1598 Sprüche — Seite 41

Zwischen Geburt und Abschied entfaltet sich das Leben als ein Weg voller Aufbruch, Umwege, Verluste und kostbarer Augenblicke. Kaum etwas beschäftigt den Menschen so sehr, weil in ihm alles zusammenkommt, was trägt, verwundet, reifen lässt und Erinnerung schafft. Gerade darin liegt seine unerschöpfliche Tiefe.

Nicht im Spektakulären allein, sondern oft im gelebten Alltag zeigt sich, was ein Dasein wertvoll macht. Die Sprüche zu diesem Thema verdichten Erfahrungen, Fragen und Einsichten zu einer Sprache, die Orientierung gibt und zugleich daran erinnert, wie flüchtig, ernst und wunderbar menschliches Leben sein kann.

  1. Solange man liebt, solange man lebt, solange man strebt und Liebe gibt, ist’s Leben auch lebenswert

    Klaus Groth

  2. Feinden verzeihen, heißt nicht kleinmütig sein, sondern eine starke Seele besitzen.

  3. Schließ keinen Brief, den du nicht durchgelesen, noch trink Wasser, ohne es dir angesehen zu haben

  4. Wir leben in einer Zeit vollkommener Mittel und verworrener Ziele.

    Albert Einstein

  5. Die wildesten Fohlen werden die besten Pferde.

  6. Die Hundehütte ist nicht der Ort, eine Wurst aufzubewahren.

  7. Auf dem Sofa kann man nicht schmieden lernen.

  8. Was uns beim Sterben weh tut, ist das Leben

    Jean Anouilh

  9. Es gibt keine Fremden, sondern nur Freunde, denen wir noch nicht begegnet sind

  10. Das Leben ist die Kategorie der Möglichkeit. Das Leben ist nie etwas, es ist nur die Gelegenheit zu einem Etwas.

    Christian Friedrich Hebbel

  11. Das Leben in der Natur gibt die Wahrheit der Dinge zu erkennen.

    Albrecht Dürer

  12. Zwischen Reden und Tun liegt das Meer.

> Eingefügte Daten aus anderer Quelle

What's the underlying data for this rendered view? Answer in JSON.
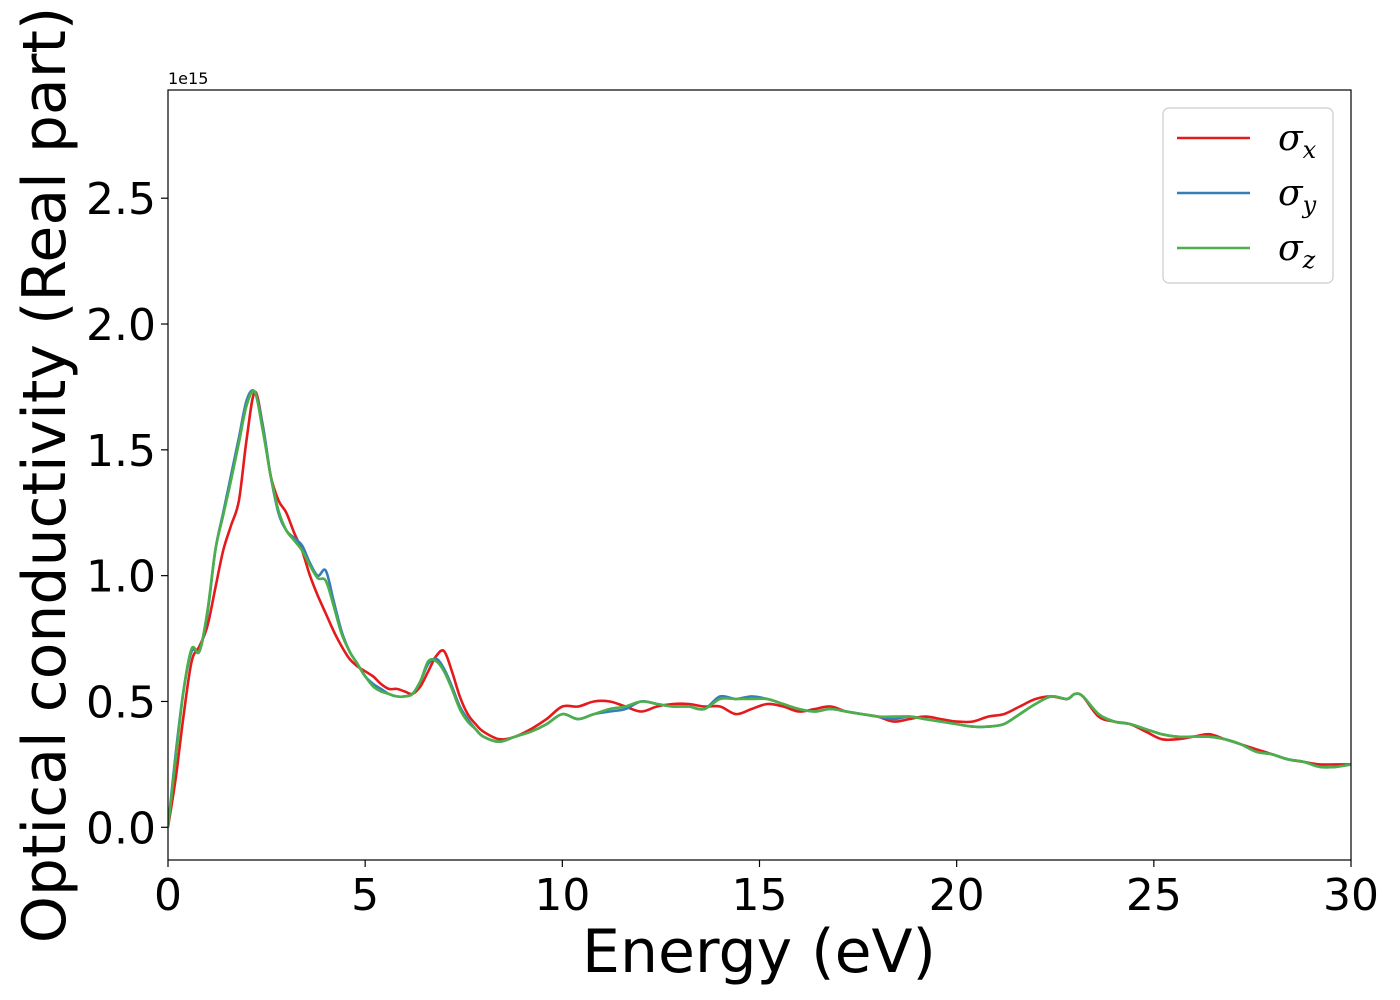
{
  "chart_data": {
    "type": "line",
    "xlabel": "Energy (eV)",
    "ylabel": "Optical conductivity (Real part)",
    "y_offset_label": "1e15",
    "xlim": [
      0,
      30
    ],
    "ylim": [
      -0.13,
      2.93
    ],
    "xticks": [
      0,
      5,
      10,
      15,
      20,
      25,
      30
    ],
    "xtick_labels": [
      "0",
      "5",
      "10",
      "15",
      "20",
      "25",
      "30"
    ],
    "yticks": [
      0.0,
      0.5,
      1.0,
      1.5,
      2.0,
      2.5
    ],
    "ytick_labels": [
      "0.0",
      "0.5",
      "1.0",
      "1.5",
      "2.0",
      "2.5"
    ],
    "grid": false,
    "legend_position": "top-right",
    "series": [
      {
        "name": "σx",
        "symbol": "σ",
        "subscript": "x",
        "color": "#e41a1c",
        "x": [
          0,
          0.2,
          0.4,
          0.6,
          0.8,
          1.0,
          1.2,
          1.4,
          1.6,
          1.8,
          2.0,
          2.2,
          2.4,
          2.6,
          2.8,
          3.0,
          3.2,
          3.4,
          3.6,
          3.8,
          4.0,
          4.2,
          4.4,
          4.6,
          4.8,
          5.0,
          5.2,
          5.4,
          5.6,
          5.8,
          6.0,
          6.2,
          6.4,
          6.6,
          6.8,
          7.0,
          7.2,
          7.4,
          7.6,
          7.8,
          8.0,
          8.4,
          8.8,
          9.2,
          9.6,
          10.0,
          10.4,
          10.8,
          11.2,
          11.6,
          12.0,
          12.4,
          12.8,
          13.2,
          13.6,
          14.0,
          14.4,
          14.8,
          15.2,
          15.6,
          16.0,
          16.4,
          16.8,
          17.2,
          17.6,
          18.0,
          18.4,
          18.8,
          19.2,
          19.6,
          20.0,
          20.4,
          20.8,
          21.2,
          21.6,
          22.0,
          22.4,
          22.8,
          23.0,
          23.2,
          23.6,
          24.0,
          24.4,
          24.8,
          25.2,
          25.6,
          26.0,
          26.4,
          26.8,
          27.2,
          27.6,
          28.0,
          28.4,
          28.8,
          29.2,
          29.6,
          30.0
        ],
        "y": [
          0.0,
          0.2,
          0.45,
          0.66,
          0.72,
          0.8,
          0.95,
          1.1,
          1.2,
          1.3,
          1.55,
          1.73,
          1.6,
          1.4,
          1.3,
          1.25,
          1.17,
          1.1,
          1.0,
          0.92,
          0.85,
          0.78,
          0.72,
          0.67,
          0.64,
          0.62,
          0.6,
          0.57,
          0.55,
          0.55,
          0.54,
          0.53,
          0.56,
          0.62,
          0.68,
          0.7,
          0.62,
          0.52,
          0.45,
          0.41,
          0.38,
          0.35,
          0.36,
          0.39,
          0.43,
          0.48,
          0.48,
          0.5,
          0.5,
          0.48,
          0.46,
          0.48,
          0.49,
          0.49,
          0.48,
          0.48,
          0.45,
          0.47,
          0.49,
          0.48,
          0.46,
          0.47,
          0.48,
          0.46,
          0.45,
          0.44,
          0.42,
          0.43,
          0.44,
          0.43,
          0.42,
          0.42,
          0.44,
          0.45,
          0.48,
          0.51,
          0.52,
          0.51,
          0.53,
          0.52,
          0.44,
          0.42,
          0.41,
          0.38,
          0.35,
          0.35,
          0.36,
          0.37,
          0.35,
          0.33,
          0.31,
          0.29,
          0.27,
          0.26,
          0.25,
          0.25,
          0.25
        ]
      },
      {
        "name": "σy",
        "symbol": "σ",
        "subscript": "y",
        "color": "#377eb8",
        "x": [
          0,
          0.2,
          0.4,
          0.6,
          0.8,
          1.0,
          1.2,
          1.4,
          1.6,
          1.8,
          2.0,
          2.2,
          2.4,
          2.6,
          2.8,
          3.0,
          3.2,
          3.4,
          3.6,
          3.8,
          4.0,
          4.2,
          4.4,
          4.6,
          4.8,
          5.0,
          5.2,
          5.4,
          5.6,
          5.8,
          6.0,
          6.2,
          6.4,
          6.6,
          6.8,
          7.0,
          7.2,
          7.4,
          7.6,
          7.8,
          8.0,
          8.4,
          8.8,
          9.2,
          9.6,
          10.0,
          10.4,
          10.8,
          11.2,
          11.6,
          12.0,
          12.4,
          12.8,
          13.2,
          13.6,
          14.0,
          14.4,
          14.8,
          15.2,
          15.6,
          16.0,
          16.4,
          16.8,
          17.2,
          17.6,
          18.0,
          18.4,
          18.8,
          19.2,
          19.6,
          20.0,
          20.4,
          20.8,
          21.2,
          21.6,
          22.0,
          22.4,
          22.8,
          23.0,
          23.2,
          23.6,
          24.0,
          24.4,
          24.8,
          25.2,
          25.6,
          26.0,
          26.4,
          26.8,
          27.2,
          27.6,
          28.0,
          28.4,
          28.8,
          29.2,
          29.6,
          30.0
        ],
        "y": [
          0.0,
          0.3,
          0.55,
          0.7,
          0.7,
          0.85,
          1.1,
          1.25,
          1.4,
          1.55,
          1.7,
          1.73,
          1.6,
          1.4,
          1.25,
          1.18,
          1.15,
          1.12,
          1.05,
          1.0,
          1.02,
          0.9,
          0.78,
          0.7,
          0.65,
          0.6,
          0.57,
          0.55,
          0.53,
          0.52,
          0.52,
          0.53,
          0.58,
          0.65,
          0.67,
          0.63,
          0.56,
          0.48,
          0.43,
          0.39,
          0.36,
          0.34,
          0.36,
          0.38,
          0.41,
          0.45,
          0.43,
          0.45,
          0.46,
          0.47,
          0.5,
          0.49,
          0.48,
          0.48,
          0.47,
          0.52,
          0.51,
          0.52,
          0.51,
          0.49,
          0.47,
          0.46,
          0.47,
          0.46,
          0.45,
          0.44,
          0.43,
          0.44,
          0.43,
          0.42,
          0.41,
          0.4,
          0.4,
          0.41,
          0.45,
          0.49,
          0.52,
          0.51,
          0.53,
          0.52,
          0.45,
          0.42,
          0.41,
          0.39,
          0.37,
          0.36,
          0.36,
          0.36,
          0.35,
          0.33,
          0.3,
          0.29,
          0.27,
          0.26,
          0.24,
          0.24,
          0.25
        ]
      },
      {
        "name": "σz",
        "symbol": "σ",
        "subscript": "z",
        "color": "#4daf4a",
        "x": [
          0,
          0.2,
          0.4,
          0.6,
          0.8,
          1.0,
          1.2,
          1.4,
          1.6,
          1.8,
          2.0,
          2.2,
          2.4,
          2.6,
          2.8,
          3.0,
          3.2,
          3.4,
          3.6,
          3.8,
          4.0,
          4.2,
          4.4,
          4.6,
          4.8,
          5.0,
          5.2,
          5.4,
          5.6,
          5.8,
          6.0,
          6.2,
          6.4,
          6.6,
          6.8,
          7.0,
          7.2,
          7.4,
          7.6,
          7.8,
          8.0,
          8.4,
          8.8,
          9.2,
          9.6,
          10.0,
          10.4,
          10.8,
          11.2,
          11.6,
          12.0,
          12.4,
          12.8,
          13.2,
          13.6,
          14.0,
          14.4,
          14.8,
          15.2,
          15.6,
          16.0,
          16.4,
          16.8,
          17.2,
          17.6,
          18.0,
          18.4,
          18.8,
          19.2,
          19.6,
          20.0,
          20.4,
          20.8,
          21.2,
          21.6,
          22.0,
          22.4,
          22.8,
          23.0,
          23.2,
          23.6,
          24.0,
          24.4,
          24.8,
          25.2,
          25.6,
          26.0,
          26.4,
          26.8,
          27.2,
          27.6,
          28.0,
          28.4,
          28.8,
          29.2,
          29.6,
          30.0
        ],
        "y": [
          0.0,
          0.28,
          0.55,
          0.71,
          0.7,
          0.86,
          1.1,
          1.24,
          1.38,
          1.53,
          1.68,
          1.73,
          1.58,
          1.4,
          1.26,
          1.18,
          1.14,
          1.1,
          1.04,
          0.99,
          0.98,
          0.88,
          0.77,
          0.7,
          0.65,
          0.6,
          0.56,
          0.54,
          0.53,
          0.52,
          0.52,
          0.53,
          0.58,
          0.66,
          0.66,
          0.62,
          0.55,
          0.47,
          0.42,
          0.39,
          0.36,
          0.34,
          0.36,
          0.38,
          0.41,
          0.45,
          0.43,
          0.45,
          0.47,
          0.48,
          0.5,
          0.49,
          0.48,
          0.48,
          0.47,
          0.51,
          0.51,
          0.51,
          0.51,
          0.49,
          0.47,
          0.46,
          0.47,
          0.46,
          0.45,
          0.44,
          0.44,
          0.44,
          0.43,
          0.42,
          0.41,
          0.4,
          0.4,
          0.41,
          0.45,
          0.49,
          0.52,
          0.51,
          0.53,
          0.52,
          0.45,
          0.42,
          0.41,
          0.39,
          0.37,
          0.36,
          0.36,
          0.36,
          0.35,
          0.33,
          0.3,
          0.29,
          0.27,
          0.26,
          0.24,
          0.24,
          0.25
        ]
      }
    ]
  }
}
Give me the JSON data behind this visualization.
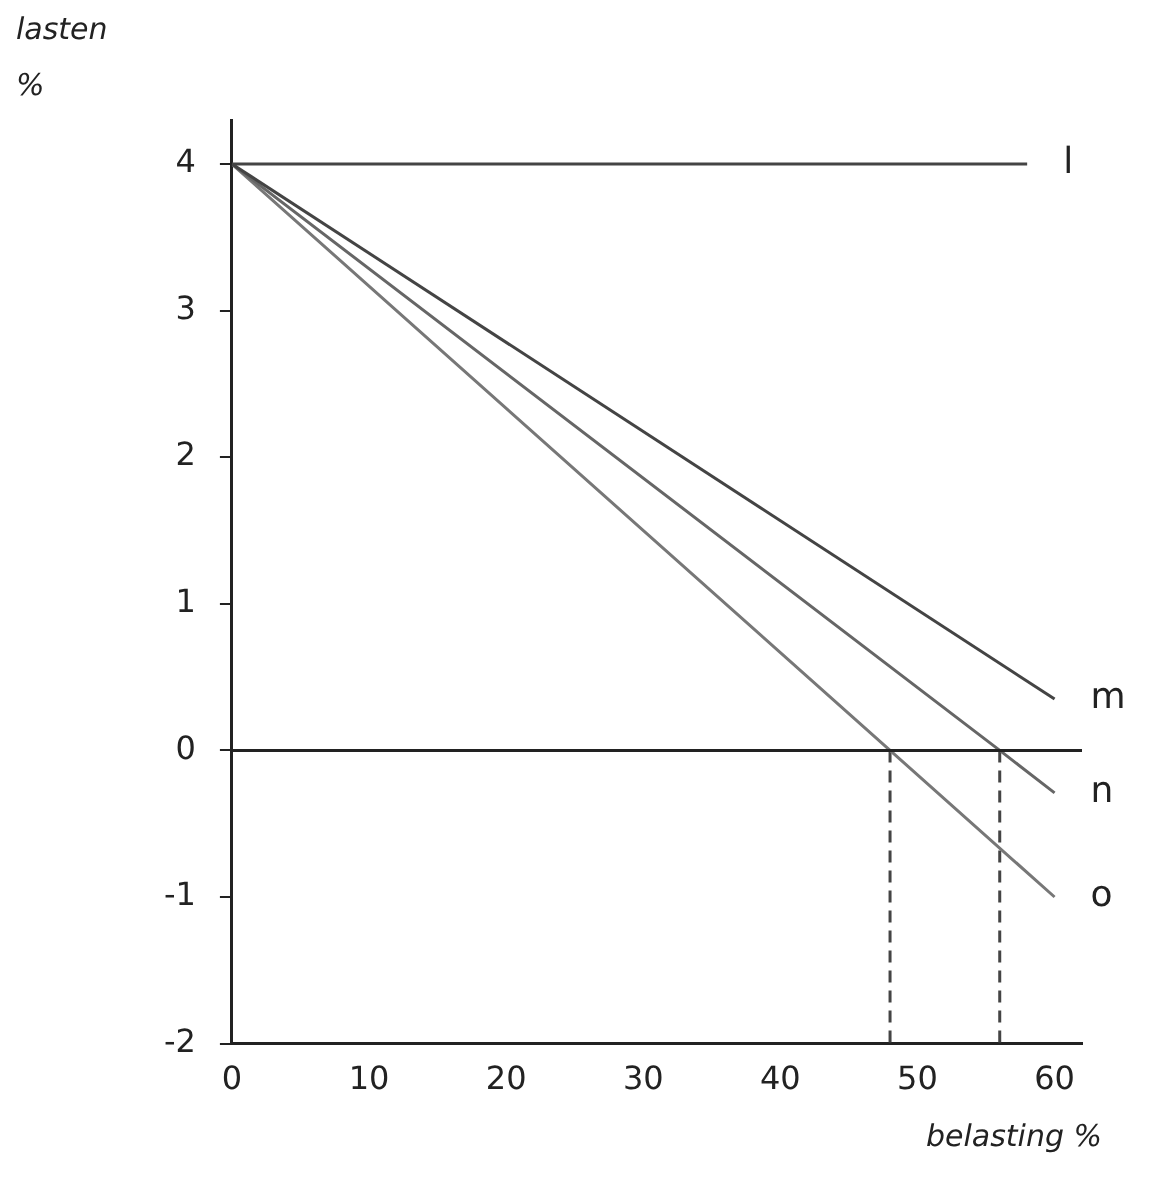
{
  "chart_data": {
    "type": "line",
    "xlabel": "belasting %",
    "ylabel": "lasten\n%",
    "xlim": [
      0,
      62
    ],
    "ylim": [
      -2,
      4.3
    ],
    "xticks": [
      0,
      10,
      20,
      30,
      40,
      50,
      60
    ],
    "yticks": [
      -2,
      -1,
      0,
      1,
      2,
      3,
      4
    ],
    "marker": "none",
    "legend": false,
    "ref_lines": [
      {
        "axis": "y",
        "value": 0,
        "color": "#222222"
      }
    ],
    "series": [
      {
        "name": "l",
        "color": "#444444",
        "x": [
          0,
          58
        ],
        "values": [
          4,
          4
        ]
      },
      {
        "name": "m",
        "color": "#444444",
        "x": [
          0,
          60
        ],
        "values": [
          4,
          0.35
        ]
      },
      {
        "name": "n",
        "color": "#666666",
        "x": [
          0,
          56,
          60
        ],
        "values": [
          4,
          0,
          -0.29
        ]
      },
      {
        "name": "o",
        "color": "#777777",
        "x": [
          0,
          48,
          60
        ],
        "values": [
          4,
          0,
          -1
        ]
      },
      {
        "color": "#444444",
        "line_style": "dashed",
        "x": [
          48,
          48
        ],
        "values": [
          0,
          -2
        ]
      },
      {
        "color": "#444444",
        "line_style": "dashed",
        "x": [
          56,
          56
        ],
        "values": [
          0,
          -2
        ]
      }
    ]
  }
}
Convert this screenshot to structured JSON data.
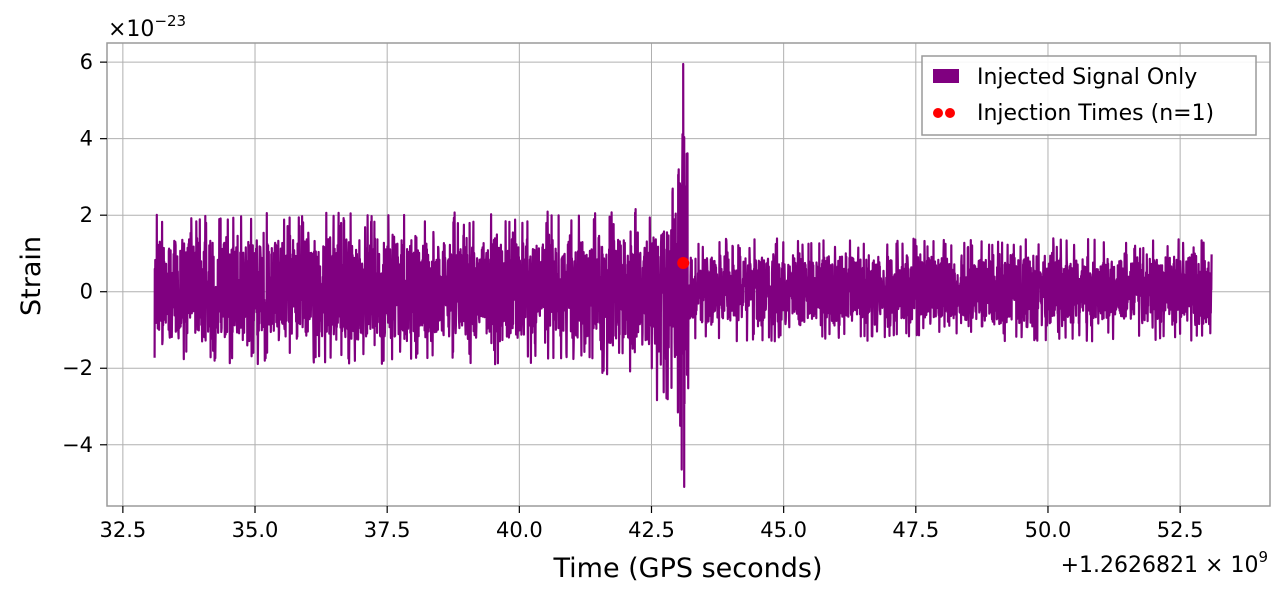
{
  "chart_data": {
    "type": "line",
    "title": "",
    "xlabel": "Time (GPS seconds)",
    "ylabel": "Strain",
    "x_offset_label": "+1.2626821 × 10",
    "x_offset_exponent": "9",
    "y_multiplier_label": "×10",
    "y_multiplier_exponent": "−23",
    "xlim": [
      32.2,
      54.2
    ],
    "ylim": [
      -5.6,
      6.5
    ],
    "x_ticks": [
      32.5,
      35.0,
      37.5,
      40.0,
      42.5,
      45.0,
      47.5,
      50.0,
      52.5
    ],
    "x_tick_labels": [
      "32.5",
      "35.0",
      "37.5",
      "40.0",
      "42.5",
      "45.0",
      "47.5",
      "50.0",
      "52.5"
    ],
    "y_ticks": [
      -4,
      -2,
      0,
      2,
      4,
      6
    ],
    "y_tick_labels": [
      "−4",
      "−2",
      "0",
      "2",
      "4",
      "6"
    ],
    "grid": true,
    "legend_position": "top-right",
    "series": [
      {
        "name": "Injected Signal Only",
        "color": "#800080",
        "kind": "line",
        "x_range": [
          33.1,
          53.1
        ],
        "segments": [
          {
            "x_from": 33.1,
            "x_to": 41.5,
            "y_lo": -1.9,
            "y_hi": 2.1
          },
          {
            "x_from": 41.5,
            "x_to": 42.6,
            "y_lo": -2.3,
            "y_hi": 2.2
          },
          {
            "x_from": 42.6,
            "x_to": 43.0,
            "y_lo": -3.0,
            "y_hi": 2.8
          },
          {
            "x_from": 43.0,
            "x_to": 43.2,
            "y_lo": -5.1,
            "y_hi": 5.95
          },
          {
            "x_from": 43.2,
            "x_to": 53.1,
            "y_lo": -1.3,
            "y_hi": 1.4
          }
        ]
      },
      {
        "name": "Injection Times (n=1)",
        "color": "#ff0000",
        "kind": "scatter",
        "points": [
          {
            "x": 43.1,
            "y": 0.75
          }
        ]
      }
    ]
  }
}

  13. Wer Tabak schnupft, sieht aus wie ein Schwein. Wer Tabak raucht, riecht wie ein Schwein. Wer Tabak kaut, ist ein Schwein.

    Germaine Madame de Stael

  14. Lieber sofort ablehnen als lange versprechen.

  15. Zwang ist ein Übel; aber es besteht kein Zwang, unter Zwang zu leben.

    Epikur

  16. Lieber ............ , du hast ganz Recht, die Menschen sind erbärmlich schlecht. Ein jeder scheint ein Bösewicht, nur du und ich natürlich nicht.

  17. Das „Warum“ des Kindes ist der Beginn der Philosophie.

  18. Ausgehungerte Wölfe heulen, satte Schweine schlafen

  19. Es gibt keine Beschimpfung, die man nicht verzeiht, wenn man sich gerächt hat.

    Marquis de Vauvenargues

  20. Vorsicht ist die Einstellung, die das Leben sicherer macht, aber selten glücklich.